I sometimes wonder why Apple doesn’t introduce more of an ‘entry-level’ iPhone.  I think perhaps the answer is that they don’t have to — they simply have to wait for the economics of silicon to get there instead.  When the time comes, people will gladly ditch their cell phones for a shiny new remote control for their lives.  In the mean time, they can satisfy themselves with Apple’s partial remotes.

In Mobile: More Menus Less Search

Mobile Applications on the iPhone are increasingly emphasizing the use of menus over (or in addition to) search boxes providing quick access to frequently needed items.  This has implications for how we need to think about advertising in the mobile, local environment.  I’ll present a few examples of the ‘menu trend’ and then discuss the advertising implications.

Exhibit Number One: Mapquest 4 Mobile

The new Mapquest application for the iPhone features a menu of items you are likely to need while out and about.  You can turn them on or off.  This is a simple, slick and effective approach — the best one I’ve seen so far.

The Mapquest 4 Mobile menu bar

The Mapquest 4 Mobile menu bar

Exhibit Number Two: Where

Where was one of the first local search applications on the iPhone and has always emphasized a menu based approach with an eclectic collection of applications — though one of the options is search.

Where iPhone App Showing Service Stations

Where iPhone App Showing Service Stations

The thing I like better about the MapQuest approach is that I can turn multiple layers on or off — though it’s easy enough to change selections within Where.

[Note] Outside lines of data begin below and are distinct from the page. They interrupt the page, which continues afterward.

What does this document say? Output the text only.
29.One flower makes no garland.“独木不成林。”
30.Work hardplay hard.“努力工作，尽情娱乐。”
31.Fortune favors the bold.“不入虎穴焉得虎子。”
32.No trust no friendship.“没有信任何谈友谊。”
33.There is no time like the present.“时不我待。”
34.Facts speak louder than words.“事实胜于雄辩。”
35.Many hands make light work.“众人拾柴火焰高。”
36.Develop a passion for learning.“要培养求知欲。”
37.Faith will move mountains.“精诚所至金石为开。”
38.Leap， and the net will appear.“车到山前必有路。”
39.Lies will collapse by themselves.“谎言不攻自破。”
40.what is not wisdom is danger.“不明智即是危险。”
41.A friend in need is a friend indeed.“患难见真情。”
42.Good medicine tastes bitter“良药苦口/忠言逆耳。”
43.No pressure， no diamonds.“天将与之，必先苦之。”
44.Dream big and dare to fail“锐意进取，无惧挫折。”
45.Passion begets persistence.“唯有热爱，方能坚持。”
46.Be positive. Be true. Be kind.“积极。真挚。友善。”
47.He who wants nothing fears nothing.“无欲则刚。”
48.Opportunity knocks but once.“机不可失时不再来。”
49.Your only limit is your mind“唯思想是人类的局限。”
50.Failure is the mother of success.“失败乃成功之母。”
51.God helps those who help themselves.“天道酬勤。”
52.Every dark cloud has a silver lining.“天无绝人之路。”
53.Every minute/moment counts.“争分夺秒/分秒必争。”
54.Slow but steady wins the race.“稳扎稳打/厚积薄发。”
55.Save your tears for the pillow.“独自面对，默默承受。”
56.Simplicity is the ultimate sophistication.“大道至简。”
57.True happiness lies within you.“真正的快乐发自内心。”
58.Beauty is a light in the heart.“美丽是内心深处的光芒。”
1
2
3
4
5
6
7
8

Aside: I selected the Bing ad and it took me to a screen showing the weather for Toronto.  I’m in Edmonton.  And every Canadian already resents Toronto centric things.  Fail.

Yelp: A Bit More Old School

The Yelp home screen also utilize a menu based approach.  It’s a bit boring and feels like a return to some of those awful early generation mobile apps.  It’s effective, but something like the MapQuest approach where I could actually see what nearby means would probably be better.  In fairness, Yelp’s emphasis is on presenting you with the review content.

Yelp Home Screen

Yelp Home Screen

An Advertising Perspective

This menu based emphasis presents new advertising opportunities.   One potential approach, is to ‘sell’ featured or sponsored locations.  Looking at the configuration screen of Mapquest’s app, I’d say they are already well down the path on this — notice the branded entities — and lots of space for more of them!

Brand advertising in MapQuest 4 Mobile?

Brand advertising in MapQuest 4 Mobile?

Epicurious: Another Menu Based Approach to Advertising

Epicurious recently launched a very interesting application for the iPhone.  It let’s you browse recipes and then create shopping lists for your trip to the grocery store.  Nice!

They’ve integrated brand advertising in a very nice way:

Brand advertising in the Epicurious iPhone app

Brand advertising in the Epicurious iPhone app

The bottom item in the menu has branded recipes from Stella Artois.  Local advertising – in the form of places where you can actually pick up those ingredients or perhaps coupons seems like a logical extension.